In his tightly structured narrative, Nathaniel Philbrick brilliantly sketches the two larger-than-life antagonists: Sitting Bull, whose charisma and political savvy earned him the position of leader of the Plains Indians, and George Armstrong Custer, one of the Union's greatest cavalry officers and a man with a reputation for fearless and often reckless courage. Philbrick reminds readers that the Battle of the Little Bighorn was also, even in victory, the last stand for the Sioux and Cheyenne Indian nations. Increasingly outraged by the government's Indian policies, the Plains tribes allied themselves and held their ground in southern Montana. Within a few years of Little Bighorn, however, all the major tribal leaders would be confined to Indian reservations.
Throughout, Philbrick beautifully evokes the history and geography of the Great Plains with his characteristic grace and sense of drama. The Last Stand is a mesmerizing account of the archetypal story of the American West, one that continues to haunt our collective imagination.
Nathaniel Philbrick grew up in Pittsburgh, Pennsylvania, and earned a BA in English from Brown University and an MA in America Literature from Duke University, where he was a James B. Duke Fellow. He was Brown University’s first Intercollegiate All-American sailor in 1978, the same year he won the Sunfish North Americans in Barrington, RI. After working as an editor at Sailing World magazine, he wrote and edited several books about sailing, including The Passionate Sailor, Second Wind, and Yaahting: A Parody.
In 1986, Philbrick moved to Nantucket with his wife Melissa and their two children. In 1994, he published his first book about the island’s history, Away Off Shore, followed by a study of the Nantucket’s native legacy, Abram’s Eyes. He was the founding director of Nantucket’s Egan Maritime Institute and is still a research fellow at the Nantucket Historical Association.
In 2000, Philbrick published the New York Times bestseller In the Heart of the Sea, which won the National Book Award for nonfiction. The book is the basis of the forthcoming Warner Bros. motion picture “Heart of the Sea,” directed by Ron Howard and starring Chris Hemsworth, Cillian Murphy, Brendan Gleeson, Benjamin Walker, Ben Wishaw, and Tom Holland, which is scheduled for release in March, 2015. The book also inspired a 2001 Dateline special on NBC as well as the 2010 two-hour PBS American Experience film “Into the Deep” by Ric Burns.

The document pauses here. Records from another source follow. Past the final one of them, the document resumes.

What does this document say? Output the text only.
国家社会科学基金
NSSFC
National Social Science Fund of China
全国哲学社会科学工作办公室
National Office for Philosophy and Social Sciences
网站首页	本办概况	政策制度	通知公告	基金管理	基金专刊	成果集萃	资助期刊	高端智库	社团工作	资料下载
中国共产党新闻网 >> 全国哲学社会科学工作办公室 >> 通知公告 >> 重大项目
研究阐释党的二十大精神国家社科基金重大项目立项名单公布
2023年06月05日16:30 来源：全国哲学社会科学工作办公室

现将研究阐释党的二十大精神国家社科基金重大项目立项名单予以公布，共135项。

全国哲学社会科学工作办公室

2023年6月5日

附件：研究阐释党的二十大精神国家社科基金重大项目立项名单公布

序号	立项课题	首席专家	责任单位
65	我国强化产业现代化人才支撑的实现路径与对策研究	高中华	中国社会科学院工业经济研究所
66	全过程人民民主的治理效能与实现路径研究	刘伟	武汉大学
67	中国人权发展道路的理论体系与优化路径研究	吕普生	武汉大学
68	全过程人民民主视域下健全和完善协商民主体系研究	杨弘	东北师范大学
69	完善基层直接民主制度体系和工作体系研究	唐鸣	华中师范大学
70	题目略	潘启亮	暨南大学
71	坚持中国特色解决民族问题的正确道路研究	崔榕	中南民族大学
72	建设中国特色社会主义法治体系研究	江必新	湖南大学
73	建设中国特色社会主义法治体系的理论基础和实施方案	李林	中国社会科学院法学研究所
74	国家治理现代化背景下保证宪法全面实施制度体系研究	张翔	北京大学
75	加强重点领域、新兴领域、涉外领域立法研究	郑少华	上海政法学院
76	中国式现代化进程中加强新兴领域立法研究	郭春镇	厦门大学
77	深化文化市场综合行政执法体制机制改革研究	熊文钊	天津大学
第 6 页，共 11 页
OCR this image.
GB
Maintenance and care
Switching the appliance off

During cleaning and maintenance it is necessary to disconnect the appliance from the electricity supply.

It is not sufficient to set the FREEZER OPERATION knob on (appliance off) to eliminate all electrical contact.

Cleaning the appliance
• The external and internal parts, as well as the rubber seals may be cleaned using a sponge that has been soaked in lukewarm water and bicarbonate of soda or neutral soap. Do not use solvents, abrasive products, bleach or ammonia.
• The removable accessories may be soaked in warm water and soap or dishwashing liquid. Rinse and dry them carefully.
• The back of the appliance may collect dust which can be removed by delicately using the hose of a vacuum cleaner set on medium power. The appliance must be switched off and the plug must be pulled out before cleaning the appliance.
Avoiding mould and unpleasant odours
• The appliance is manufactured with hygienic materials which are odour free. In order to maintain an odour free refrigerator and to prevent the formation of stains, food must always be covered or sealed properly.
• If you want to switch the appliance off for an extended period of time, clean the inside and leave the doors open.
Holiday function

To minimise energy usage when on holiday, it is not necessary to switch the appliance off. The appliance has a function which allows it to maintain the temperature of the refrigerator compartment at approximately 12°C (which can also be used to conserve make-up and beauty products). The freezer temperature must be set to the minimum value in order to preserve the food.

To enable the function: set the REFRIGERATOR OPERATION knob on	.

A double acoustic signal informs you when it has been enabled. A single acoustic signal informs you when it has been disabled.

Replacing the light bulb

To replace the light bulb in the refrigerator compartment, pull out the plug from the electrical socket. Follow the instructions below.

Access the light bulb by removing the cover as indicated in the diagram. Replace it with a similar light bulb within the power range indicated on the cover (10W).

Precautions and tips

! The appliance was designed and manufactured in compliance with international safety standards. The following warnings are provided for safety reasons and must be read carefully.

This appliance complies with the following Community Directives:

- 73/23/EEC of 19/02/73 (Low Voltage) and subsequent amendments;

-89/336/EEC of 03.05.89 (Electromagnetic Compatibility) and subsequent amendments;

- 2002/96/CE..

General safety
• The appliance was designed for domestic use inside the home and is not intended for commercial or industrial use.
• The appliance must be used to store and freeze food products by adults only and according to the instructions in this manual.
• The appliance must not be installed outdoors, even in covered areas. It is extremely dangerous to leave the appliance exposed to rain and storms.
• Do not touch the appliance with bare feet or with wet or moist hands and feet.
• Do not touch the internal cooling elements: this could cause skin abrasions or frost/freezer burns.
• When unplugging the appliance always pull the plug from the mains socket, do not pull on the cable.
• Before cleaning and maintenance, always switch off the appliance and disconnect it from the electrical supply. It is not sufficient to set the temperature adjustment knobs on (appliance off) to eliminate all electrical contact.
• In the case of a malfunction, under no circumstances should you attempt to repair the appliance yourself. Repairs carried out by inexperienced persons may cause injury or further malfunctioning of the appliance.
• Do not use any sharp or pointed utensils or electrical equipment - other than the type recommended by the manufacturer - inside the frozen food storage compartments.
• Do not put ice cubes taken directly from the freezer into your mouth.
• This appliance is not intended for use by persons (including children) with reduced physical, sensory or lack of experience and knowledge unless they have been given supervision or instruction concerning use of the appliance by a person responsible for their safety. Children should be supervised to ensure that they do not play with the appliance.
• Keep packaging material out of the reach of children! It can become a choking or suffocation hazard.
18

His next book was Sea of Glory, published in 2003, which won the Theodore and Franklin D. Roosevelt Naval History Prize and the Albion-Monroe Award from the National Maritime Historical Society. The New York Times Bestseller Mayflower was a finalist for both the 2007 Pulitzer Prize in History and the Los Angeles Times Book Award, won the Massachusetts Book Award for nonfiction, and was named one the ten Best Books of 2006 by the New York Times Book Review. Mayflower is currently in development as a limited series on FX.
In 2010, he published the New York Times bestseller The Last Stand, which was named a New York Times Notable book, a 2010 Montana Book Award Honor Book, and a 2011 ALA Notable Book. Philbrick was an on-camera consultant to the two-hour PBS American Experience film “Custer’s Last Stand” by Stephen Ives. The book is currently being adapted for a ten-hour, multi-part television series. The audio book for Philbrick’s Why Read Moby-Dick? (2011) made the ALA's Listen List in 2012 and was a finalist for the New England Society Book Award.
Philbrick’s latest New York Times bestseller, Bunker Hill: A City, a Siege, a Revolution, was published in 2013 and was awarded both the 2013 New England Book Award for Non-Fiction and the 2014 New England Society Book Award. Bunker Hill won the 2014 book award from the Society of Colonial Wars, and has been optioned by Warner Bros. for feature film adaptation with Ben Affleck attached to direct.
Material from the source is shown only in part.